Mais des experts comme Nouriel Roubini (que Bill Bonner cite souvent et que nous lisons en cachette dès qu’il reprend un avion pour une visite express à Londres) ou Paul Krugman –fraîchement nobélisé — n’hésitent pas à prendre le pari que, subprime aidant, la barre des 1 000 sera atteinte avant fin 2010, quels que soient les efforts consentis par le Trésor US et la Federal Reserve.
** En Europe, il n’est guère besoin d’espérer que la BCE donne un coup de pouce à toute initiative visant à atténuer les effets de la crise : en déplacement à Dublin, J.-C. Trichet a félicité le gouvernement irlandais pour la mise en place de sévères restrictions budgétaires, pour le gel des salaires des fonctionnaires et des ponctions sur leurs retraites (il faut mettre tous ces riches et ces privilégiés à contribution, ils n’ont que trop profité de la situation !).
Nous attendons avec une certaine curiosité la réaction des fonctionnaires français face aux recettes préconisées par notre bon président de la BCE.
Nous affirmions dans de précédentes chroniques que J.-C. Trichet ne disait jamais un mot du fléau du chômage pour mieux s’en prendre à l’effroyable problème des déficits — qui compromet les chances des générations futures… comme si la génération actuelle ne pataugeait pas déjà dans une crise comme il ne s’en produit qu’une ou deux par siècle.
Nous avions pris le risque d’être démenti dès jeudi… mais après un terrible suspens, ouf, nous voici soulagé.

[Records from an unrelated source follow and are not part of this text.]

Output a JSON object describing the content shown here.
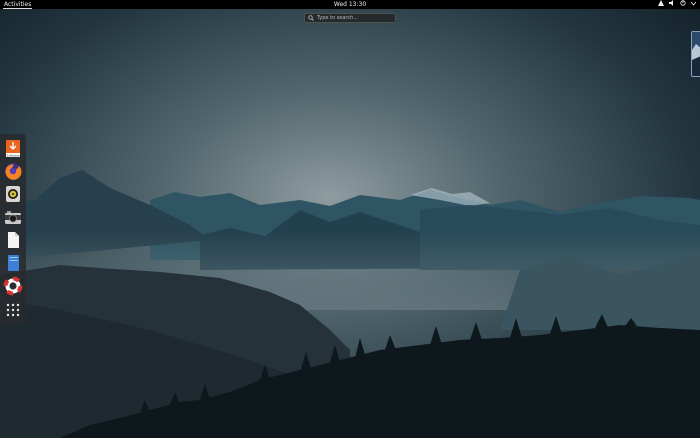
{
  "topbar": {
    "activities_label": "Activities",
    "clock": "Wed 13:30",
    "tray_icons": [
      "network-icon",
      "volume-icon",
      "power-icon",
      "chevron-down-icon"
    ]
  },
  "search": {
    "placeholder": "Type to search…"
  },
  "dash": {
    "items": [
      {
        "name": "software-icon",
        "label": "Software"
      },
      {
        "name": "firefox-icon"
      },
      {
        "name": "rhythmbox-icon"
      },
      {
        "name": "camera-icon"
      },
      {
        "name": "document-icon"
      },
      {
        "name": "notes-icon"
      },
      {
        "name": "help-icon"
      },
      {
        "name": "app-grid-icon"
      }
    ]
  },
  "colors": {
    "topbar": "#000000",
    "dash": "#2a2c2f",
    "sky": "#4a5e66"
  }
}
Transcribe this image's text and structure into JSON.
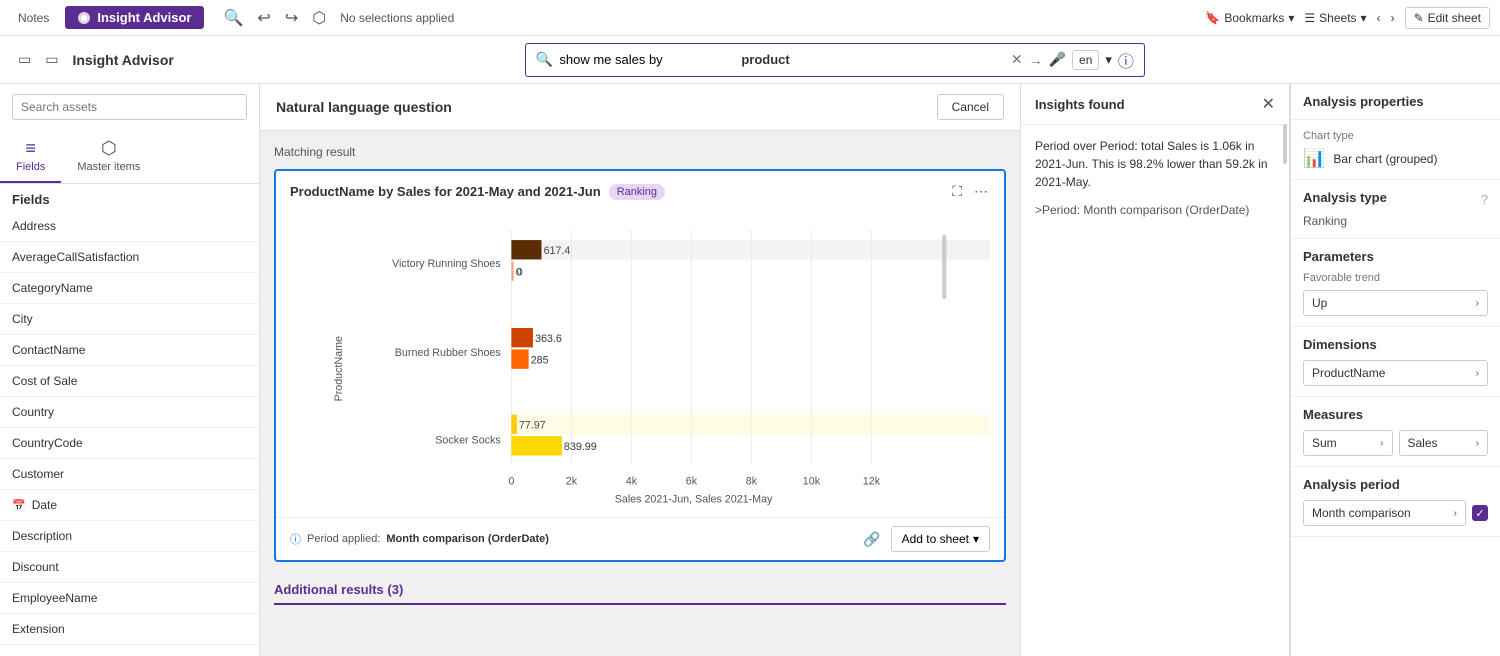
{
  "topbar": {
    "notes_label": "Notes",
    "insight_advisor_label": "Insight Advisor",
    "selections_label": "No selections applied",
    "bookmarks_label": "Bookmarks",
    "sheets_label": "Sheets",
    "edit_sheet_label": "Edit sheet"
  },
  "secondbar": {
    "title": "Insight Advisor",
    "search_placeholder": "show me sales by product",
    "search_bold_word": "product",
    "lang_value": "en"
  },
  "sidebar": {
    "search_placeholder": "Search assets",
    "fields_label": "Fields",
    "master_items_label": "Master items",
    "fields_header": "Fields",
    "field_items": [
      {
        "name": "Address",
        "icon": ""
      },
      {
        "name": "AverageCallSatisfaction",
        "icon": ""
      },
      {
        "name": "CategoryName",
        "icon": ""
      },
      {
        "name": "City",
        "icon": ""
      },
      {
        "name": "ContactName",
        "icon": ""
      },
      {
        "name": "Cost of Sale",
        "icon": ""
      },
      {
        "name": "Country",
        "icon": ""
      },
      {
        "name": "CountryCode",
        "icon": ""
      },
      {
        "name": "Customer",
        "icon": ""
      },
      {
        "name": "Date",
        "icon": "calendar"
      },
      {
        "name": "Description",
        "icon": ""
      },
      {
        "name": "Discount",
        "icon": ""
      },
      {
        "name": "EmployeeName",
        "icon": ""
      },
      {
        "name": "Extension",
        "icon": ""
      }
    ]
  },
  "content": {
    "header_title": "Natural language question",
    "cancel_label": "Cancel",
    "matching_result_label": "Matching result",
    "chart": {
      "title": "ProductName by Sales for 2021-May and 2021-Jun",
      "badge": "Ranking",
      "period_label": "Period applied:",
      "period_value": "Month comparison (OrderDate)",
      "add_to_sheet_label": "Add to sheet",
      "x_axis_label": "Sales 2021-Jun, Sales 2021-May",
      "bars": [
        {
          "product": "Victory Running Shoes",
          "may_val": 617.4,
          "jun_val": 0
        },
        {
          "product": "Burned Rubber Shoes",
          "may_val": 363.6,
          "jun_val": 285
        },
        {
          "product": "Socker Socks",
          "may_val": 77.97,
          "jun_val": 839.99
        }
      ],
      "x_ticks": [
        "0",
        "2k",
        "4k",
        "6k",
        "8k",
        "10k",
        "12k"
      ]
    },
    "additional_results_label": "Additional results (3)"
  },
  "insights": {
    "title": "Insights found",
    "body_text": "Period over Period: total Sales is 1.06k in 2021-Jun. This is 98.2% lower than 59.2k in 2021-May.",
    "period_text": ">Period: Month comparison (OrderDate)"
  },
  "analysis_panel": {
    "header": "Analysis properties",
    "chart_type_label": "Chart type",
    "chart_type_value": "Bar chart (grouped)",
    "analysis_type_label": "Analysis type",
    "analysis_type_value": "Ranking",
    "parameters_label": "Parameters",
    "favorable_trend_label": "Favorable trend",
    "favorable_trend_value": "Up",
    "dimensions_label": "Dimensions",
    "dimension_value": "ProductName",
    "measures_label": "Measures",
    "measure_sum": "Sum",
    "measure_sales": "Sales",
    "analysis_period_label": "Analysis period",
    "analysis_period_value": "Month comparison"
  }
}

M. Trichet n’a pas changé de ligne philosophique : « les autorités nationales devraient mettre en oeuvre des politiques courageuses de maîtrise des dépenses, particulièrement en ce qui concerne les salaires dans le secteur public ». Cette déclaration-là… nous n’étions pas certains qu’il oserait la lâcher en pleine crise : admirons son courage et son humanité !
A tous les nantis rémunérés par l’Etat qui nous lisent, vous voilà fixé sur votre rôle dans la sortie de crise que nous concoctent les Maîtres du Monde version BCE : serrez-vous (encore un peu plus) la ceinture, renoncez à vos retraites de fonctionnaire dorées et vos méga-bonus de 1 800 euros en fin d’année.
Donnez une partie de vos économies aux établissements de crédit (oui, ceux-là même qui ne tolèrent plus un découvert et ne vous prêtent plus un centime pour une opération immobilière) car M. Trichet ne veut plus être le seul à montrer l’exemple de la solidarité : sa modestie naturelle en souffre trop.